3 Adverse remarks in auditors' report to be highlighted3.1 It is well known that owing to multiple requirements of reporting, the auditors report tends to become relatively lengthy and the shareholders may not notice any adverse remarks or even recognise whether a particular remark is adverse or not. To ensure that the adverse remarks are noticed, an amendment has been made that the audit report should mark in thick type or in italics "the observations or comments of the auditors, which have any adverse effect on the functioning of the company".
3.2 As the words highlighted above show, only those observations that have "any adverse effect on the functioning of the company" are to be highlighted. These words are, firstly, vague, secondly irrelevant and thirdly misleading. It is not the job of the auditor to find out those aspects that adversely affect the functioning of the company. What things have such adverse effects is also subjective and difficult to determine.Would an unqualified audit report mean that there is nothing that is having an adverse effect to the functioning of the company? Clearly, readers would have to realise that the auditors' findings would be restricted to those areas that an auditor checks as per his statutorily defined scope.
3.3 In fact, the auditor may make several negative or adverse remarks that do not necessarily adversely affect the functioning of the company.
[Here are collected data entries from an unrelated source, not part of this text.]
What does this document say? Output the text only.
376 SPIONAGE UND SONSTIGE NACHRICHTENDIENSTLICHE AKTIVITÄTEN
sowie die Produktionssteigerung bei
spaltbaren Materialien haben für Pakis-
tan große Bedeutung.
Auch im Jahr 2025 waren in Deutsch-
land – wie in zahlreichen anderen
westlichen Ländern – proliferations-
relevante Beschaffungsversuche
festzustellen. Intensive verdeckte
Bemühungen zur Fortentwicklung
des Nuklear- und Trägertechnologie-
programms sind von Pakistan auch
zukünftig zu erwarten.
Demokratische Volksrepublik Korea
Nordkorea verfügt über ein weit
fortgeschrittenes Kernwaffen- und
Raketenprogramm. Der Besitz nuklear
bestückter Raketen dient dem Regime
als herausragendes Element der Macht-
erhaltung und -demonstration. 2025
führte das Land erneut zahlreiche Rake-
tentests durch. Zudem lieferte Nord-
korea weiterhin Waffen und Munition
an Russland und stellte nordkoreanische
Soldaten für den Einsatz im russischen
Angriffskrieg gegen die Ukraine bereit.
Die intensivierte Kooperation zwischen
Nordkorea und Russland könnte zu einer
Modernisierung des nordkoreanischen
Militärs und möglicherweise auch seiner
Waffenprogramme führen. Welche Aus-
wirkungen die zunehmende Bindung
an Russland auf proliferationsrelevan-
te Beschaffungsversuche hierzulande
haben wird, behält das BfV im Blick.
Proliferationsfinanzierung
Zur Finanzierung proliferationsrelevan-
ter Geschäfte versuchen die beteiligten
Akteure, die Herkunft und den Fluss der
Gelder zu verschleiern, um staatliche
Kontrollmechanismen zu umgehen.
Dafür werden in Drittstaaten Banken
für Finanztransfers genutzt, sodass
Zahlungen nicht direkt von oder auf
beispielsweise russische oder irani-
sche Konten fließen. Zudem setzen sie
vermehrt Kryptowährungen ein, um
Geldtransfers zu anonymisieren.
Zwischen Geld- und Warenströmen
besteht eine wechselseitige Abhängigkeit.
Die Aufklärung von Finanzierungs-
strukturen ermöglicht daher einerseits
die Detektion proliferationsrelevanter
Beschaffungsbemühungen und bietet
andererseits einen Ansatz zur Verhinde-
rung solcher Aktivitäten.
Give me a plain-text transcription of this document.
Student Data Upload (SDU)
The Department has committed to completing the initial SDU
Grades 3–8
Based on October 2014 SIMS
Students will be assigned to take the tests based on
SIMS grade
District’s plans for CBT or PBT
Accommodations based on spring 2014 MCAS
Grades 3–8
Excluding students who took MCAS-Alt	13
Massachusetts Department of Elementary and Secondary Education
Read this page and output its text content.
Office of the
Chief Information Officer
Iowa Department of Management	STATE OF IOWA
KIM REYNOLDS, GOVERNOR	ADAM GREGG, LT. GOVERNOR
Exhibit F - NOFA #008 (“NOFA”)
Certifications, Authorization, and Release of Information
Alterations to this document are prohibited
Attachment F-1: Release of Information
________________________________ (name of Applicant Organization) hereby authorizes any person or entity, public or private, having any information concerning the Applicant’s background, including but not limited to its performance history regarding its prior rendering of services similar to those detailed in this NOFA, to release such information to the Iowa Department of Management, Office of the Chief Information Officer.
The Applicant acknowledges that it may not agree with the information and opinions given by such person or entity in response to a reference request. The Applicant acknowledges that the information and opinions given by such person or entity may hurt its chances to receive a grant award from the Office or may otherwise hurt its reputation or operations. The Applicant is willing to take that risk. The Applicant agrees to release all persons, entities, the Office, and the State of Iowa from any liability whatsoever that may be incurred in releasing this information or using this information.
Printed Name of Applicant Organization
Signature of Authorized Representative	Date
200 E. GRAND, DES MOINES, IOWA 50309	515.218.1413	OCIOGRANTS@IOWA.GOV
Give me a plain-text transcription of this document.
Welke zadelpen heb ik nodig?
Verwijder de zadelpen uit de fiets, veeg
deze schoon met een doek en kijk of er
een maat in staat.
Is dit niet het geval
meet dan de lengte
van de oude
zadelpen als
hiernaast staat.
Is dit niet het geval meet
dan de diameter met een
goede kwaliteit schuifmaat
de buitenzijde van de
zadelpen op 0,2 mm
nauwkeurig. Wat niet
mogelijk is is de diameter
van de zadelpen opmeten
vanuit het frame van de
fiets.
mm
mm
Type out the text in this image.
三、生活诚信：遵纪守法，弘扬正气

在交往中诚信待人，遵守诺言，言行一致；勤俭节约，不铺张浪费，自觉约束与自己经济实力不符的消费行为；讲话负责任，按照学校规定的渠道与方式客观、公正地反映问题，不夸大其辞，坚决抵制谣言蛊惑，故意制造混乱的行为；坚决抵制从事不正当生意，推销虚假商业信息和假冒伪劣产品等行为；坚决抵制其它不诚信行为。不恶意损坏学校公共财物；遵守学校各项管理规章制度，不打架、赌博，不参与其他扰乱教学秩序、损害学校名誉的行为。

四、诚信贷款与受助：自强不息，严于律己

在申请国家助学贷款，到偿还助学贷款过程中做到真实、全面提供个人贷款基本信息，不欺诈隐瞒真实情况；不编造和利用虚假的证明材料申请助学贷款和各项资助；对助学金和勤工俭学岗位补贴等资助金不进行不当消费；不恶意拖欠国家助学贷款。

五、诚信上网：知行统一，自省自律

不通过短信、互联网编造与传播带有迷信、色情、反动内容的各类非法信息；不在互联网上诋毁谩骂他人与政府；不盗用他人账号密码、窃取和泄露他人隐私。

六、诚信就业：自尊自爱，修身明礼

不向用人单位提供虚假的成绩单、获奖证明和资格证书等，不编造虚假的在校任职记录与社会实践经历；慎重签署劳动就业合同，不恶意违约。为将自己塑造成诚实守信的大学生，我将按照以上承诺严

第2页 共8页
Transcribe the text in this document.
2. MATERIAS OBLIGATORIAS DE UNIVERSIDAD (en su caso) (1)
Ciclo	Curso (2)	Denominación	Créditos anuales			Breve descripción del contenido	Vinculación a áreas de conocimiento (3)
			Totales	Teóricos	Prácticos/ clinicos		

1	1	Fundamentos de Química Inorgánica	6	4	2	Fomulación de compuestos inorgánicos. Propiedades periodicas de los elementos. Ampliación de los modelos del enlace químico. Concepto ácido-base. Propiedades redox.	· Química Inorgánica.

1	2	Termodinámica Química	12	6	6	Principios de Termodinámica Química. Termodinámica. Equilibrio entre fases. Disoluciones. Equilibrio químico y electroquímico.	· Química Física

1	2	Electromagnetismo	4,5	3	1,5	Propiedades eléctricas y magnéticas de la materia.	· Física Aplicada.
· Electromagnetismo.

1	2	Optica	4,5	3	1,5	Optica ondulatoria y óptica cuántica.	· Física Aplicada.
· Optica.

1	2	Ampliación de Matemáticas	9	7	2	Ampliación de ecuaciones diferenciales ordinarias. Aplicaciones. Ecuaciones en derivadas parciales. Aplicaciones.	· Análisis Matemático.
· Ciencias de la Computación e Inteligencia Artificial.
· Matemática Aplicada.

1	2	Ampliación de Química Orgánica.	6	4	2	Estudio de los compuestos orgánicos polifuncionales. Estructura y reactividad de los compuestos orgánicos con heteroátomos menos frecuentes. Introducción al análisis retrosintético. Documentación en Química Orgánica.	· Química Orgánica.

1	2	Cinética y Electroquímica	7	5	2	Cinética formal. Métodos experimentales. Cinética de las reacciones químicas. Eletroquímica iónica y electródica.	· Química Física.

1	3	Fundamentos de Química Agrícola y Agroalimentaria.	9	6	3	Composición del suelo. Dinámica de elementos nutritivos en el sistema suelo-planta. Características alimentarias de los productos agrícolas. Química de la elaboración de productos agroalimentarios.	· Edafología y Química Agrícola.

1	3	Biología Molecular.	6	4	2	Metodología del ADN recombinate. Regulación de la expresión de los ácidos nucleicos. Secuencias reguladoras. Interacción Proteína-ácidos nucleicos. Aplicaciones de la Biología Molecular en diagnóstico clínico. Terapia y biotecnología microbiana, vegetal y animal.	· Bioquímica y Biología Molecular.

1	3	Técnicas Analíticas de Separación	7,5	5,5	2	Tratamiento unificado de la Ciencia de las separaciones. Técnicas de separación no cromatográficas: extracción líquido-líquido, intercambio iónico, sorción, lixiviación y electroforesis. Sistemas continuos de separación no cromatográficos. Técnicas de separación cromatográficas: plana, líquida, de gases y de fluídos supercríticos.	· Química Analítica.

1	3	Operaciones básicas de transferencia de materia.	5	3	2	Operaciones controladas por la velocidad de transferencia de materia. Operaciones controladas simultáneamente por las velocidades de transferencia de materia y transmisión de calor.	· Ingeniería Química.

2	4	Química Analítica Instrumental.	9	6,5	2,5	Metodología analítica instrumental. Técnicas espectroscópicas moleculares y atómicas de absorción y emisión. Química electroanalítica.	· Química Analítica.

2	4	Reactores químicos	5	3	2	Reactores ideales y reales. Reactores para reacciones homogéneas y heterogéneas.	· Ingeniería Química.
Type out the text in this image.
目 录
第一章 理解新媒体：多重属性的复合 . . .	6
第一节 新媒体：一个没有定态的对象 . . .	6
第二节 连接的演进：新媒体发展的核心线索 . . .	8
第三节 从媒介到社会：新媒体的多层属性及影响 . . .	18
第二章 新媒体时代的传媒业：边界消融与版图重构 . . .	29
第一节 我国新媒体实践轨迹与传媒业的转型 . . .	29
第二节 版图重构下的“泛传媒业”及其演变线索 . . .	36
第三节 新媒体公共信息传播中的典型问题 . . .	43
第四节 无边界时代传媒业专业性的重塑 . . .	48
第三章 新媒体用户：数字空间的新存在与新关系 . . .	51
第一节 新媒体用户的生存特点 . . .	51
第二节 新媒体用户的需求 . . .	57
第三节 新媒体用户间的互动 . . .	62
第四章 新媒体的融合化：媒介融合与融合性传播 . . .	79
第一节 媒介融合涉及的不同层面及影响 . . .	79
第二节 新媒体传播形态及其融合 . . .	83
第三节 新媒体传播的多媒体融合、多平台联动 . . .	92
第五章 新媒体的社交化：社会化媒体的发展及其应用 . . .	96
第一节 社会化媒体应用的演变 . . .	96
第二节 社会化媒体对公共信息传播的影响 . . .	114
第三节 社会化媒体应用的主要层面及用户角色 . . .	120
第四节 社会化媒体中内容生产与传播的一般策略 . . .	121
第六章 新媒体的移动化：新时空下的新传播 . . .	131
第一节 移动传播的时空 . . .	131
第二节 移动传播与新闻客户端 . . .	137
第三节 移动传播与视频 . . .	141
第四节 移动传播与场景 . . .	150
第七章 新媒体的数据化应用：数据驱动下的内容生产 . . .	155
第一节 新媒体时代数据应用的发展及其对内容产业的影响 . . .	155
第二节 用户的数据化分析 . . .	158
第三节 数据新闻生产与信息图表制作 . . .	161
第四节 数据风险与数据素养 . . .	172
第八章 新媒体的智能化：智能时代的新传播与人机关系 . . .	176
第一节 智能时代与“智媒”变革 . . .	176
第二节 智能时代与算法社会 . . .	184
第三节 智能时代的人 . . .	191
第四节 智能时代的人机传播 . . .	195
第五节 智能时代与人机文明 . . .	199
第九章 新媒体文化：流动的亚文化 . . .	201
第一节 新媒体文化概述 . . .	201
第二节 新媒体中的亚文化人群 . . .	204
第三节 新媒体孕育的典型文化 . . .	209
These remarks, though negative, may go without any highlight.
4 Auditor to comment on whether a director is disqualified under section 274(1)(g) 4.1 The newly inserted Section 274(1)(g) provides for disqualification of a person as a director of a public company who has defaulted on some specified acts such as filing of annual returns, repayment of deposits or debentures, etc. This disqualification continues for five years.
4.2 In my view, this is a very inappropriate and even misplaced requirement. An auditor normally checks on those aspects affecting the accounts or arising there from. He does not focus on such contraventions of the Companies Act, 1956, which have been provided for in the amendment act. What is even stranger is that he has to check whether the directors have been so disqualified with regard to other companies where they are or were directors. It is submitted that except from taking representations from each of such directors, he has no practical means of verifying whether any of the directors are affected by such defaults.
5. ConclusionThe conclusion is consistent that while the amendments are well intended, they are half-baked thus creating difficulties, which will continue till such time that the lawmakers remove them by further amendments.